KNOX: Order & Beauty
Manx Museum, Douglas, Isle of Man

05 April 2025 — 01 March 2026

Archibald Knox was an internationally celebrated artist and foremost designer for Liberty & Co. in London. He was born and lived most of his life on the Isle of Man and was strongly influenced by Manx culture and landscape. The exhibition celebrates the extraordinary legacy of  Knox, whilst exploring how the Isle of Man’s unique cultural heritage inspired his work.

In 1897, Knox left the Island to teach in an art school in London. During this period, his association began with the London department store Liberty & Co, which specialised in exclusive designs for an upmarket clientele. His work for Liberty included designs for metalwork, jewellery, ceramics, fabric patterns, and wallpaper.

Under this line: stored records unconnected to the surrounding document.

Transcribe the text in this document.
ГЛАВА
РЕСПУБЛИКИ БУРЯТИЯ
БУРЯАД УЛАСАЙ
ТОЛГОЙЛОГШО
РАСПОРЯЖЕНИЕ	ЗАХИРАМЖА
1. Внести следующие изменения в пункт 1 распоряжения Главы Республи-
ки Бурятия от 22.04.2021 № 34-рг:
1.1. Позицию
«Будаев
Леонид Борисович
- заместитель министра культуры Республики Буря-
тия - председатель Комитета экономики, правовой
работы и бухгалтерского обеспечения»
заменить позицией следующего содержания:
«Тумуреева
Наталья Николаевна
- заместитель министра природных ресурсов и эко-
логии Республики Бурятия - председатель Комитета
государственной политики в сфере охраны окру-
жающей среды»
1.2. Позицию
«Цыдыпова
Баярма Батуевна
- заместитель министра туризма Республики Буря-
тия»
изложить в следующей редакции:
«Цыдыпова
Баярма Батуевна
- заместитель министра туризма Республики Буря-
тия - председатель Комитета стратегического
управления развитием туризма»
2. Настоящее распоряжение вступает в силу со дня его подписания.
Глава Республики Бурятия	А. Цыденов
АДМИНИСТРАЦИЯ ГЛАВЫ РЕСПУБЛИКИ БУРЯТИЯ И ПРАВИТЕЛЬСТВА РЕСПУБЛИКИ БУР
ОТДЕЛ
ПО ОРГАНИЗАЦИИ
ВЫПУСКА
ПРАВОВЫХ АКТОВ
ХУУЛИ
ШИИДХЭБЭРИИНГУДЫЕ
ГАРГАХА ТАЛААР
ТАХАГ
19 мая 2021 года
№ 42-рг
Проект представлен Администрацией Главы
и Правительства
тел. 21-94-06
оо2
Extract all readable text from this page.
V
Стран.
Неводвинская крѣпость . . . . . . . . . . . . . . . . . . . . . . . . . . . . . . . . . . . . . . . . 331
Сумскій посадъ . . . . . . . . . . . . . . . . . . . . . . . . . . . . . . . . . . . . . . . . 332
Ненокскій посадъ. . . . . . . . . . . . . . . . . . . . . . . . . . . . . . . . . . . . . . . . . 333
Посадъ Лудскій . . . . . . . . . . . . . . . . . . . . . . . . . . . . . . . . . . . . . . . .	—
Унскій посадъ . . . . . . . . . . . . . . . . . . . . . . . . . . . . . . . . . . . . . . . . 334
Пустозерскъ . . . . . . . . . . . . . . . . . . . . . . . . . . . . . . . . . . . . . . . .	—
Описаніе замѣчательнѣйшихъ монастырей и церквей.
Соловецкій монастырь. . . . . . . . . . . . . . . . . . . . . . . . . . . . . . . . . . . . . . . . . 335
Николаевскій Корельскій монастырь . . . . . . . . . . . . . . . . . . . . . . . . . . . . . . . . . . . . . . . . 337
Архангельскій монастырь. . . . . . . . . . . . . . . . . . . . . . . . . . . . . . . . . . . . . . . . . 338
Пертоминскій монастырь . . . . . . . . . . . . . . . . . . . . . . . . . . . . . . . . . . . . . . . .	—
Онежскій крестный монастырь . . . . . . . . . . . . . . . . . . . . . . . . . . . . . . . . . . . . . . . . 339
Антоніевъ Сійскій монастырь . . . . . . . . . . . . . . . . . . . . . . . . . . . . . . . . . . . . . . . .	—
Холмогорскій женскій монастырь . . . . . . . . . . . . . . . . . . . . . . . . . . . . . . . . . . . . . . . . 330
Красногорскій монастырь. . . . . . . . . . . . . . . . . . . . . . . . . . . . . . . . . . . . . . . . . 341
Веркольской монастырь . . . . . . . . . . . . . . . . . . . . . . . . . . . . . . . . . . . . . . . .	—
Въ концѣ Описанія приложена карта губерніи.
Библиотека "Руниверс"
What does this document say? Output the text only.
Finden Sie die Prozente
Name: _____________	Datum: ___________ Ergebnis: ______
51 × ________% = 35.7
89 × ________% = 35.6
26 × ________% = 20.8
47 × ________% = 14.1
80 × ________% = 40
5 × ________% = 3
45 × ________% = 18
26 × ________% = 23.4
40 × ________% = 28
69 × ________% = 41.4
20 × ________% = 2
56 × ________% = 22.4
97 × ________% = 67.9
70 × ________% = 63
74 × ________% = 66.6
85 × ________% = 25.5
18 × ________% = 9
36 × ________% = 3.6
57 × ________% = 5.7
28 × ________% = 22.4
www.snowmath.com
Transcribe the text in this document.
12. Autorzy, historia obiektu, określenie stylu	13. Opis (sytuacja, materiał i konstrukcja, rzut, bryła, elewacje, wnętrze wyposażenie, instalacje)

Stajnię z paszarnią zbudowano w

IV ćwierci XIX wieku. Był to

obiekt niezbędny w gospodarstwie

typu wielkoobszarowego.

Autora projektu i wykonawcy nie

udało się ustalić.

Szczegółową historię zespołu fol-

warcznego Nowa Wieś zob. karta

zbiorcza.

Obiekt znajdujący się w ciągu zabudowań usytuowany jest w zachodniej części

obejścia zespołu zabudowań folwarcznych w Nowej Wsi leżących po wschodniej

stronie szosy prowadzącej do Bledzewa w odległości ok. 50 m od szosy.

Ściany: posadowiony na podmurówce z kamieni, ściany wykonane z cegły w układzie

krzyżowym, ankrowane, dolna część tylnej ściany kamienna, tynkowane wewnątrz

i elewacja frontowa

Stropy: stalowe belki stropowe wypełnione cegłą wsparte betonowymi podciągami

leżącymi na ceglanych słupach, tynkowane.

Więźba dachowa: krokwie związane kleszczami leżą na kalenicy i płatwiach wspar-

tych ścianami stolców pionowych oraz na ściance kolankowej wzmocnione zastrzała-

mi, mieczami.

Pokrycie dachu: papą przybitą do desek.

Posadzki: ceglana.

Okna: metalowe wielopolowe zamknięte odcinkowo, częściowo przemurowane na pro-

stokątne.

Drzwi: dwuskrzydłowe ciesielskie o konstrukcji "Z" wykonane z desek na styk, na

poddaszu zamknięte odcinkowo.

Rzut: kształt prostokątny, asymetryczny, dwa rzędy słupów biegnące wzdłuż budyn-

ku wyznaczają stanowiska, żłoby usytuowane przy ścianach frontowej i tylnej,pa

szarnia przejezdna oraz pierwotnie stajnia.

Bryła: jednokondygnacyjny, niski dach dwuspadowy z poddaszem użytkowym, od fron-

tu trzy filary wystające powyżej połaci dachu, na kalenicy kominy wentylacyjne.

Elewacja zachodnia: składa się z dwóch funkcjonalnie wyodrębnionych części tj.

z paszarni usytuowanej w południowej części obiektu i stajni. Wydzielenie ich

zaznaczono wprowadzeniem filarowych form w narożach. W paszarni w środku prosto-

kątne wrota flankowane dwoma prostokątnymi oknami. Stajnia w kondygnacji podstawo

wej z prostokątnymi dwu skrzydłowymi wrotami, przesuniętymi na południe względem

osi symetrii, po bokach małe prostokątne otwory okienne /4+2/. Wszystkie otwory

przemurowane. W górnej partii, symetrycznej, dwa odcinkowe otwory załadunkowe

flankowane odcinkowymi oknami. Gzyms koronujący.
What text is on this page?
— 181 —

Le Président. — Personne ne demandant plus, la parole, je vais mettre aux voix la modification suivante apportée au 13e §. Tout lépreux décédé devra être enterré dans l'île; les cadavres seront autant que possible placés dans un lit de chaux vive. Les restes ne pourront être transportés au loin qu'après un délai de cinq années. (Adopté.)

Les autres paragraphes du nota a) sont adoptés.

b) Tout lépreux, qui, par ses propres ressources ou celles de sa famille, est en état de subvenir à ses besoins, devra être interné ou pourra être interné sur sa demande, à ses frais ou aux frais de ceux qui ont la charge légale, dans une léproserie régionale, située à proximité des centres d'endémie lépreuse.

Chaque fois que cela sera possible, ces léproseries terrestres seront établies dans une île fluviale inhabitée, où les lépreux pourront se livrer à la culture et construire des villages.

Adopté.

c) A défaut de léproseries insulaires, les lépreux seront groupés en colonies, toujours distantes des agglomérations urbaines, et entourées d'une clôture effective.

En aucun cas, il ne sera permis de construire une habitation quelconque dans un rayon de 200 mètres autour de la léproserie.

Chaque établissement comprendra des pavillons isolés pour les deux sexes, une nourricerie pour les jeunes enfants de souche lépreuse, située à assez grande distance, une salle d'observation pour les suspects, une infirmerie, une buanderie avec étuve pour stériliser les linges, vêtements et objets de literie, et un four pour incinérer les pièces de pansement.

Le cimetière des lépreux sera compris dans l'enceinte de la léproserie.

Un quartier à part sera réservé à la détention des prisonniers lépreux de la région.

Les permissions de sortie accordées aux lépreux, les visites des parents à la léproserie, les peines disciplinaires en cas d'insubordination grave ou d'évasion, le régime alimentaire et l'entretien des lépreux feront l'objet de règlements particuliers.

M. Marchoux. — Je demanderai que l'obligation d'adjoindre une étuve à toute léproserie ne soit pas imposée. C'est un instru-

He was a pioneer of modern 20th-century design, with his work bridging arts and crafts, Celtic revival, art nouveau and modernism. Manx National Heritage has been collecting the art and design work of Archibald Knox for nearly 100 years and has one of the largest collections of Knox-related material in the world. This includes metalwork, jewellery, ceramics, design work, illuminated manuscripts, sketches and a large number of watercolour paintings. The exhibition will feature over 200 pieces from collections across the British Isles, including rare pieces of silver, pewter and jewellery from iconic collections.